Changes that were recently approved for the Department of Social Sciences mean the department will undergo a major facelift.

Beginning in Fall 2009, the department will be known as Sociology and Criminal Justice. Several concentrations and majors will also undergo changes.

While some students and faculty have been hesitant to embrace the changes, others feel positive about what the future of this department holds.

The changes have drawn mixed reactions from faculty and students alike.

Mark Freyburg, associate professor of sociology and chair of the sociology department thinks that more can be done to improve the program, but these changes are a start.

“While I don’t necessarily agree with the program, I do feel this is heading the department into the right direction,” Freyberg said.

The department chose to change its name it better represent the courses and majors offered.

According to a proposal presented to the EPCC, prospective students often search for majors titled criminal justice. Incorporating it into the title of the department will make the major easier to find.

In addition to changing the name, the number of required credit hours for both a criminal justice major and sociology major was lessened from 42 credit hours to 30. The number of credits required for a minor dropped from 21 to 15.

Many courses that were previously required for both majors will now be offered as electives. This gives students more control over the number of classes they chose to take within the major.

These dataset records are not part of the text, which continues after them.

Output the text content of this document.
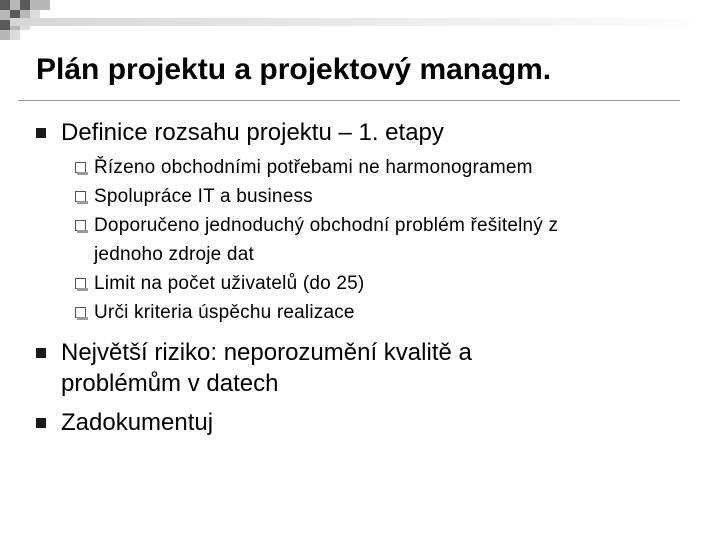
Plán projektu a projektový managm.
Definice rozsahu projektu – 1. etapy
Řízeno obchodními potřebami ne harmonogramem
Spolupráce IT a business
Doporučeno jednoduchý obchodní problém řešitelný z
jednoho zdroje dat
Limit na počet uživatelů (do 25)
Urči kriteria úspěchu realizace
Největší riziko: neporozumění kvalitě a
problémům v datech
Zadokumentuj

Only one class, Introduction to Human Service Systems, will be completely removed from the catalog. Concepts from the dropped class will be incorporated into other courses.

Several concentrations within the majors were also cut from the program. Sociology majors can currently graduate with a concentration in one of five areas. However, three of those, family concentration, minorities concentration and deviance concentration, are all being eliminated. According to the EPCC proposal, the minorities concentration will be replaced by a social justice concentration. The other two being cut are similar very similar to concentrations offered with a criminal justice major and are better focused under that major.

The class structure within the department will also look different next year. For example, the field experiences for all of the majors offered will be combined under one course title, rather than offering three individual courses. Several courses changed from CJ or Soc to SCJ courses. These changes were made to streamline the numbering system within the department.

Students have had mixed reactions about the changes brought forth by the Sociology department.

“I think that if this is what the department thinks will make the program more successful, then I am on their side for any changes they are willing to make,” sophomore Brandon Hommer, a criminal justice major, said.

Other students were not as happy about the alterations to the progam.

“My opinion is that they are downsizing the department, and it’s not fair,” junior Karen Hart, a criminal justice and sociology major said. “Because the economy is bad, it’s even more important to give students options and the best education possible. The things that are happening here are the opposite of what a liberal arts college is all about.”